Closing the economy down overnight and leaving it closed for a few months will have enormous consequences for us all. The supply chains that took years to build and organize are suddenly tossed into chaos. If you were a meat supplier who was supplying schools with specific cuts of beef, pork and chicken and in one day your demand goes to ZERO, where do you go with all the meat that is now stacked in your freezer. You call YOUR SUPPLIER, the packing house, and say, "Stop!" The packing house calls their buyers at the sale barns and says, "Stop!" The sale barns call all the farmers and ranchers and say, "we don't need anymore cattle, pigs and chickens". The farmer who now has 1000 fat hogs has nowhere to go with them, so they shoot them or gas them and drop them in a hole.
Meanwhile, pork prices at the grocery store have doubled and grocers are reporting meat shortages.
What a strange and tragic event this is.
There is perhaps no more dramatic an example of the destruction plaguing America’s food supply chain than this: Thousands of pigs are rotting on compost heaps as grocers run out of meat.
Covid-19 outbreaks at slaughterhouses have led to the largest pig culling effort the U.S. has ever seen. Hundreds of thousands of animals are already backed up, and CoBank estimates 7 million animals may have to be destroyed this quarter alone. That’s about a billion pounds of meat lost to consumers.
Some farms in Minnesota are even using chippers -- reminiscent of the 1996 movie “Fargo” -- to grind up carcasses to be spread out for compost. Rendering plants are seeing higher volumes of hogs turned into everything from gelatin to sausage casings.
Behind that enormous waste are thousands of farmers, some of whom are holding on in the hope that slaughterhouses get back up and running before animals get too heavy. Others are cutting their losses and culling herds. Pig “depopulation,” to coin an industry euphemism, highlights the disconnect that’s occurring as the pandemic sickens workers trying to churn out food supplies in mega-plants across the U.S.
“In the agriculture industry, what you prepare for is an animal disease. The thought is never that there’s not going to be a market,” said Michael Crusan, spokesman at the Minnesota Board of Animal Health. As many as 2,000 hogs will be composted a day and laid out in windrows in Nobles County. “We have lots of pig carcasses that we have to effectively compost on the landscape.”
Most meat plants that closed as workers fell ill have reopened after President Donald Trump issued an executive order to do so. But the processing industry is still far from pre-pandemic levels given social-distancing measures and high absenteeism.
The fallout has left meat cases at grocery stores across the U.S. with fewer supplies and driven up prices. Wholesale pork prices in the U.S. have doubled since April.
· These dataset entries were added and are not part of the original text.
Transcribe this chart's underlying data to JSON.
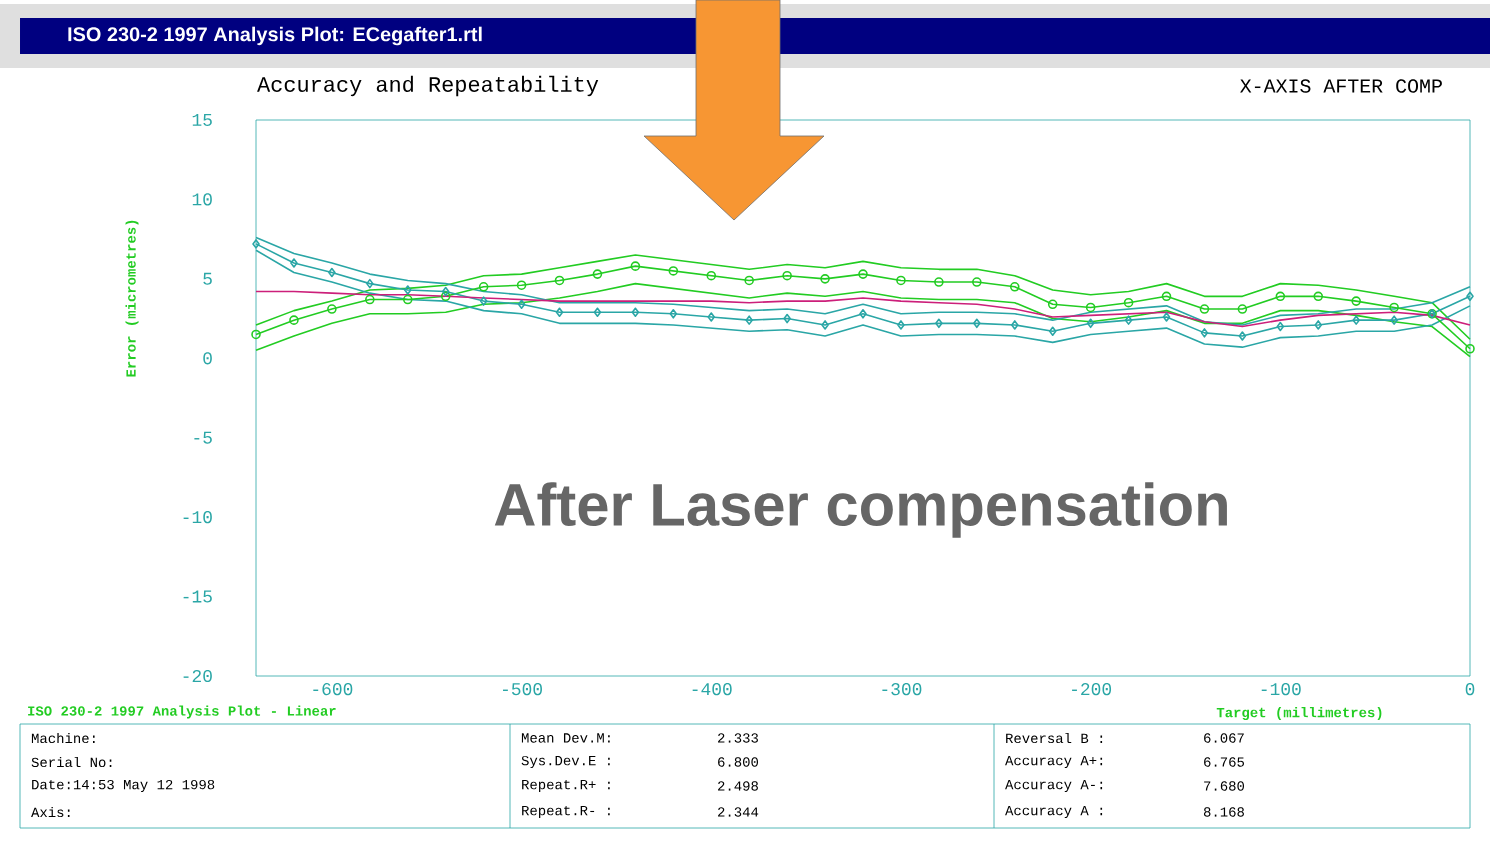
{
  "chart_data": {
    "type": "line",
    "title": "ISO 230-2 1997 Analysis Plot: ECegafter1.rtl",
    "subtitle": "Accuracy and Repeatability",
    "xlabel": "Target (millimetres)",
    "ylabel": "Error (micrometres)",
    "x": [
      -640,
      -620,
      -600,
      -580,
      -560,
      -540,
      -520,
      -500,
      -480,
      -460,
      -440,
      -420,
      -400,
      -380,
      -360,
      -340,
      -320,
      -300,
      -280,
      -260,
      -240,
      -220,
      -200,
      -180,
      -160,
      -140,
      -120,
      -100,
      -80,
      -60,
      -40,
      -20,
      0
    ],
    "xlim": [
      -640,
      0
    ],
    "ylim": [
      -20,
      15
    ],
    "xticks": [
      -600,
      -500,
      -400,
      -300,
      -200,
      -100,
      0
    ],
    "yticks": [
      -20,
      -15,
      -10,
      -5,
      0,
      5,
      10,
      15
    ],
    "series": [
      {
        "color": "#22cc22",
        "marker": "none",
        "values": [
          2.1,
          3.0,
          3.6,
          4.3,
          4.4,
          4.6,
          5.2,
          5.3,
          5.7,
          6.1,
          6.5,
          6.2,
          5.9,
          5.6,
          5.9,
          5.7,
          6.1,
          5.7,
          5.6,
          5.6,
          5.2,
          4.3,
          4.0,
          4.2,
          4.7,
          3.9,
          3.9,
          4.7,
          4.6,
          4.3,
          3.9,
          3.5,
          1.2
        ]
      },
      {
        "color": "#22cc22",
        "marker": "none",
        "values": [
          0.5,
          1.4,
          2.2,
          2.8,
          2.8,
          2.9,
          3.4,
          3.5,
          3.8,
          4.2,
          4.7,
          4.4,
          4.1,
          3.8,
          4.1,
          3.9,
          4.2,
          3.8,
          3.7,
          3.7,
          3.5,
          2.5,
          2.3,
          2.6,
          3.0,
          2.2,
          2.2,
          3.0,
          3.0,
          2.7,
          2.3,
          2.0,
          0.1
        ]
      },
      {
        "color": "#2aa6a6",
        "marker": "none",
        "values": [
          7.6,
          6.6,
          6.0,
          5.3,
          4.9,
          4.7,
          4.2,
          4.0,
          3.5,
          3.5,
          3.5,
          3.4,
          3.2,
          3.0,
          3.1,
          2.8,
          3.4,
          2.8,
          2.9,
          2.9,
          2.8,
          2.4,
          2.9,
          3.1,
          3.3,
          2.3,
          2.1,
          2.7,
          2.8,
          3.1,
          3.1,
          3.5,
          4.5
        ]
      },
      {
        "color": "#2aa6a6",
        "marker": "none",
        "values": [
          6.8,
          5.4,
          4.8,
          4.1,
          3.7,
          3.6,
          3.0,
          2.8,
          2.2,
          2.2,
          2.2,
          2.1,
          1.9,
          1.7,
          1.8,
          1.4,
          2.1,
          1.4,
          1.5,
          1.5,
          1.4,
          1.0,
          1.5,
          1.7,
          1.9,
          0.9,
          0.7,
          1.3,
          1.4,
          1.7,
          1.7,
          2.1,
          3.3
        ]
      },
      {
        "color": "#22cc22",
        "marker": "circle",
        "values": [
          1.5,
          2.4,
          3.1,
          3.7,
          3.7,
          3.9,
          4.5,
          4.6,
          4.9,
          5.3,
          5.8,
          5.5,
          5.2,
          4.9,
          5.2,
          5.0,
          5.3,
          4.9,
          4.8,
          4.8,
          4.5,
          3.4,
          3.2,
          3.5,
          3.9,
          3.1,
          3.1,
          3.9,
          3.9,
          3.6,
          3.2,
          2.8,
          0.6
        ]
      },
      {
        "color": "#2aa6a6",
        "marker": "diamond",
        "values": [
          7.2,
          6.0,
          5.4,
          4.7,
          4.3,
          4.2,
          3.6,
          3.4,
          2.9,
          2.9,
          2.9,
          2.8,
          2.6,
          2.4,
          2.5,
          2.1,
          2.8,
          2.1,
          2.2,
          2.2,
          2.1,
          1.7,
          2.2,
          2.4,
          2.6,
          1.6,
          1.4,
          2.0,
          2.1,
          2.4,
          2.4,
          2.8,
          3.9
        ]
      },
      {
        "color": "#cc1f7a",
        "marker": "none",
        "values": [
          4.2,
          4.2,
          4.1,
          4.0,
          4.0,
          3.9,
          3.8,
          3.7,
          3.6,
          3.6,
          3.6,
          3.6,
          3.6,
          3.5,
          3.6,
          3.6,
          3.8,
          3.6,
          3.5,
          3.4,
          3.1,
          2.6,
          2.7,
          2.8,
          2.9,
          2.3,
          2.0,
          2.4,
          2.7,
          2.8,
          2.9,
          2.7,
          2.1
        ]
      }
    ],
    "annotations": [
      "X-AXIS AFTER COMP",
      "ISO 230-2 1997 Analysis Plot - Linear",
      "After Laser compensation",
      "Machine:",
      "Serial No:",
      "Date:14:53 May 12 1998",
      "Axis:",
      "Mean Dev.M:",
      "2.333",
      "Sys.Dev.E :",
      "6.800",
      "Repeat.R+ :",
      "2.498",
      "Repeat.R- :",
      "2.344",
      "Reversal B :",
      "6.067",
      "Accuracy A+:",
      "6.765",
      "Accuracy A-:",
      "7.680",
      "Accuracy A :",
      "8.168"
    ]
  }
}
America’s pork supply chain is designed for “just-in-time manufacturing” as mature hogs are sent from barns to the slaughterhouse, and another group of young pigs take their place within a few days after the facility has been disinfected, said Liz Wagstrom, chief veterinarian with the National Pork Producers Council.
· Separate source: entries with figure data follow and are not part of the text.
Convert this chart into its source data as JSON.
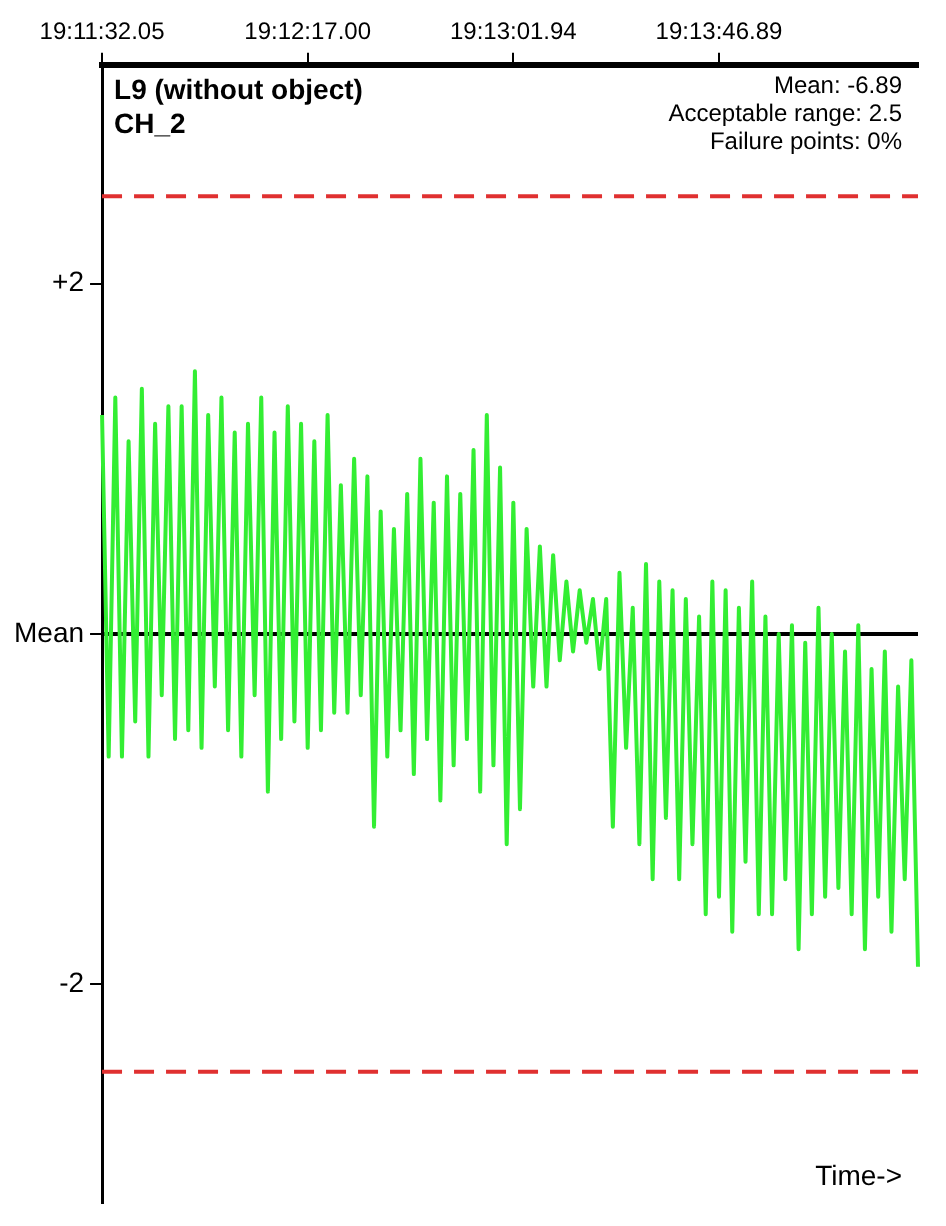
{
  "chart_data": {
    "type": "line",
    "title": "L9 (without object)",
    "subtitle": "CH_2",
    "xlabel": "Time->",
    "annotations": [
      "Mean: -6.89",
      "Acceptable range: 2.5",
      "Failure points: 0%"
    ],
    "categories": [
      "19:11:32.05",
      null,
      null,
      null,
      null,
      null,
      null,
      null,
      null,
      null,
      null,
      null,
      null,
      null,
      null,
      null,
      null,
      null,
      null,
      null,
      null,
      null,
      null,
      null,
      null,
      null,
      null,
      null,
      null,
      null,
      null,
      "19:12:17.00",
      null,
      null,
      null,
      null,
      null,
      null,
      null,
      null,
      null,
      null,
      null,
      null,
      null,
      null,
      null,
      null,
      null,
      null,
      null,
      null,
      null,
      null,
      null,
      null,
      null,
      null,
      null,
      null,
      null,
      null,
      "19:13:01.94",
      null,
      null,
      null,
      null,
      null,
      null,
      null,
      null,
      null,
      null,
      null,
      null,
      null,
      null,
      null,
      null,
      null,
      null,
      null,
      null,
      null,
      null,
      null,
      null,
      null,
      null,
      null,
      null,
      null,
      null,
      "19:13:46.89",
      null,
      null,
      null,
      null,
      null,
      null,
      null,
      null,
      null,
      null,
      null,
      null,
      null,
      null,
      null,
      null,
      null,
      null,
      null,
      null,
      null,
      null,
      null,
      null,
      null,
      null,
      null,
      null,
      null,
      null
    ],
    "series": [
      {
        "color": "#33ee33",
        "values": [
          1.25,
          -0.7,
          1.35,
          -0.7,
          1.1,
          -0.5,
          1.4,
          -0.7,
          1.2,
          -0.35,
          1.3,
          -0.6,
          1.3,
          -0.55,
          1.5,
          -0.65,
          1.25,
          -0.3,
          1.35,
          -0.55,
          1.15,
          -0.7,
          1.2,
          -0.35,
          1.35,
          -0.9,
          1.15,
          -0.6,
          1.3,
          -0.5,
          1.2,
          -0.65,
          1.1,
          -0.55,
          1.25,
          -0.45,
          0.85,
          -0.45,
          1.0,
          -0.35,
          0.9,
          -1.1,
          0.7,
          -0.7,
          0.6,
          -0.55,
          0.8,
          -0.8,
          1.0,
          -0.6,
          0.75,
          -0.95,
          0.9,
          -0.75,
          0.8,
          -0.6,
          1.05,
          -0.9,
          1.25,
          -0.75,
          0.95,
          -1.2,
          0.75,
          -1.0,
          0.6,
          -0.3,
          0.5,
          -0.3,
          0.45,
          -0.15,
          0.3,
          -0.1,
          0.25,
          -0.05,
          0.2,
          -0.2,
          0.2,
          -1.1,
          0.35,
          -0.65,
          0.15,
          -1.2,
          0.4,
          -1.4,
          0.3,
          -1.05,
          0.25,
          -1.4,
          0.2,
          -1.2,
          0.1,
          -1.6,
          0.3,
          -1.5,
          0.25,
          -1.7,
          0.15,
          -1.3,
          0.3,
          -1.6,
          0.1,
          -1.6,
          0.0,
          -1.4,
          0.05,
          -1.8,
          -0.05,
          -1.6,
          0.15,
          -1.5,
          0.0,
          -1.45,
          -0.1,
          -1.6,
          0.05,
          -1.8,
          -0.2,
          -1.5,
          -0.1,
          -1.7,
          -0.3,
          -1.4,
          -0.15,
          -1.9
        ]
      }
    ],
    "ylim": [
      -3.25,
      3.25
    ],
    "yticks": [
      {
        "value": 2,
        "label": "+2"
      },
      {
        "value": 0,
        "label": "Mean"
      },
      {
        "value": -2,
        "label": "-2"
      }
    ],
    "ref_lines": [
      {
        "axis": "y",
        "value": 0,
        "color": "#000000",
        "line_style": "solid"
      },
      {
        "axis": "y",
        "value": 2.5,
        "color": "#e03030",
        "line_style": "dashed"
      },
      {
        "axis": "y",
        "value": -2.5,
        "color": "#e03030",
        "line_style": "dashed"
      }
    ],
    "grid": false,
    "legend": false,
    "marker": "none",
    "line_style": "solid"
  }
}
The processing slowdowns left younger pigs with nowhere to go as farmers initially tried to hang on to mature animals for longer. But when pigs reach about 330 pounds (150 kilograms) they are too big for slaughterhouse equipment and the cuts of meat won’t fit into boxes or Styrofoam trays, Wagstrom said.
Farmers have limited options for euthanizing animals and some are setting up containers, such as airtight truck boxes, to pump in carbon dioxide and put the animals to sleep, Wagstrom said. Other methods are less common as they are more traumatic to the worker and the animal. They include gunshot or blunt force trauma to the head.
Landfills are taking animals in some states while shallow graves lined with wood chips are being dug in others.
“It is devastating,” Wagstrom said by phone. “It’s such a tragedy and it’s such a waste of food.”